Karen Taylor Fine Art

Agent, Advisor and Dealer in British Art

Fanny Blake (1804-1879)

A rainbow over Patterdale Churchyard, Cumbria

Fanny Blake

SOLD

Signed and dated l.r.: F. Blake 1849, inscribed on original mount in pencil: And on the darkest clouds of woe/he sets his covenanted bow/Patterdale, inscribed on original backboard in ink: Patterdale Churchyard by F. Blake and Blake 3665, watercolour over traces of pencil with scratching out, a Vokins framing stamp on the backboard, a label inscribed Drawing Room attached to the backboard

Provenance
By descent in the Blake family to Major-General Mark Bond, OBE (1922-2017), Moigne Combe, Dorset;

By family descent at Moigne Combe until 2019

Fanny (Frances) Blake was the sister of Frederick Rudolph Blake of Welwyn, Hertfordshire, the great-grandfather of H.M.G. Bond and E.M.G. Williams.

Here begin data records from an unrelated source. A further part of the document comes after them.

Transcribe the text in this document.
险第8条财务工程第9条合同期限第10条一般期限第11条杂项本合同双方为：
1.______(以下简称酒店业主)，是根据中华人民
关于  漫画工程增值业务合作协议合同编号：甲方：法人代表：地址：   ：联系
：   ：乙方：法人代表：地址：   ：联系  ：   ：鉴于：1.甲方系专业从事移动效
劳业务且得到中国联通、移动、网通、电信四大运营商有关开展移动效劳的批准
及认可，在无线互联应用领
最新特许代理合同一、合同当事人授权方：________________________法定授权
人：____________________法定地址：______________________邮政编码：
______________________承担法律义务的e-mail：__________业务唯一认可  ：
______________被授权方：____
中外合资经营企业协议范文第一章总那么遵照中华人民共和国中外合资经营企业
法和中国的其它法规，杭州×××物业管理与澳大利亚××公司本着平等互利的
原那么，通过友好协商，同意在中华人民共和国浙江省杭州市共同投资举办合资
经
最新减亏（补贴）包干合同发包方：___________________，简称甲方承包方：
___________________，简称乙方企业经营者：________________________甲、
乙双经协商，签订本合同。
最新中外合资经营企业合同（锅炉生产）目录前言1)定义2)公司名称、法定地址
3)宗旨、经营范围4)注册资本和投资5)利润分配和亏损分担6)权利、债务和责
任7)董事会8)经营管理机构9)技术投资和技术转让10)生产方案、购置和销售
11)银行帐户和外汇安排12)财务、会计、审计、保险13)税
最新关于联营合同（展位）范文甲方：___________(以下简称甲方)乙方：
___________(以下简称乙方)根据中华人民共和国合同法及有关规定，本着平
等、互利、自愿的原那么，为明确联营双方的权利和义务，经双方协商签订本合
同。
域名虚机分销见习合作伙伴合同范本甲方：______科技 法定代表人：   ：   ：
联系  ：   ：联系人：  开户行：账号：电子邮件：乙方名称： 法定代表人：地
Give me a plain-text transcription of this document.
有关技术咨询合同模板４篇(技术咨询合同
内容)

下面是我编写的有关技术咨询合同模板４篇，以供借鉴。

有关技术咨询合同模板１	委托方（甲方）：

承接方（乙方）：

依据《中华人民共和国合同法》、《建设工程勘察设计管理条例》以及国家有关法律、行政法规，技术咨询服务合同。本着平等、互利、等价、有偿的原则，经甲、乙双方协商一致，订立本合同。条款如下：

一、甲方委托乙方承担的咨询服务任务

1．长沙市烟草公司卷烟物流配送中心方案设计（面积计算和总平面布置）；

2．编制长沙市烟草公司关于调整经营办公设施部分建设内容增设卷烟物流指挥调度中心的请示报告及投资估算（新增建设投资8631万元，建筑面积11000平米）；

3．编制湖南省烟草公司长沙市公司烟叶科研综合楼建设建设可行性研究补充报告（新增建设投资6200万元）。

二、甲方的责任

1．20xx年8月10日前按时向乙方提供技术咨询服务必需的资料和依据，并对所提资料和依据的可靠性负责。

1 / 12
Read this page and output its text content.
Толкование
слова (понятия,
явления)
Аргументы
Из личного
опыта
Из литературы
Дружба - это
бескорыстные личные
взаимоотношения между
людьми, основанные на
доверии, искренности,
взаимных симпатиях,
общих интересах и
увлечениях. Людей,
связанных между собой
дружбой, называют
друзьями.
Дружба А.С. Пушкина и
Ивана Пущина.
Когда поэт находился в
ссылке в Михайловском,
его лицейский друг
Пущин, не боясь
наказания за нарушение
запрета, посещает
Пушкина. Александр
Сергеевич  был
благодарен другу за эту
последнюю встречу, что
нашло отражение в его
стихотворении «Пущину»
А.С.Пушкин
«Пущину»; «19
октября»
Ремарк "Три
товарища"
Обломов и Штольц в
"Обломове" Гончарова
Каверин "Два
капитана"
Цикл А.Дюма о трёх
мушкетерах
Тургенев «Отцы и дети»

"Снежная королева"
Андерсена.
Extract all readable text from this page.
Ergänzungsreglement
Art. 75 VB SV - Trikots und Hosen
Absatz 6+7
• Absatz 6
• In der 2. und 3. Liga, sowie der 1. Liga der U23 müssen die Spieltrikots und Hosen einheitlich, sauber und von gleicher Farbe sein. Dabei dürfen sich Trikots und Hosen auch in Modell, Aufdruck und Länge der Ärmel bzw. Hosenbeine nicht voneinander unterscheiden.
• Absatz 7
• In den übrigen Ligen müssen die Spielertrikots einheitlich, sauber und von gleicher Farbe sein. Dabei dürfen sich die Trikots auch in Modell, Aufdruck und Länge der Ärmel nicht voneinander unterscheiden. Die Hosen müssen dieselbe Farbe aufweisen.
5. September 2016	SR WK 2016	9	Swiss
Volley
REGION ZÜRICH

She was an extremely talented pupil of Peter de Wint and is singled out for special mention in the ‘Gentleman’s Magazine’ of 1851, in a review of an exhibition of the work of amateur watercolorists as an ‘accomplished artist, admirable for truth, completeness and delicacy’.

This watercolour is a record of the previous church of St Patrick at Patterdale which dated from the 14th century and was extensively rebuilt around 1620, known to Wordsworth, Coleridge, Southey and Turner. A new church was built at Patterdale by Salvin in the early 1850s after a storm destroyed the building depicted here. The ancient yew tree in this work, thought to have dated back to the Norman Conquest, was destroyed in a storm in 1883.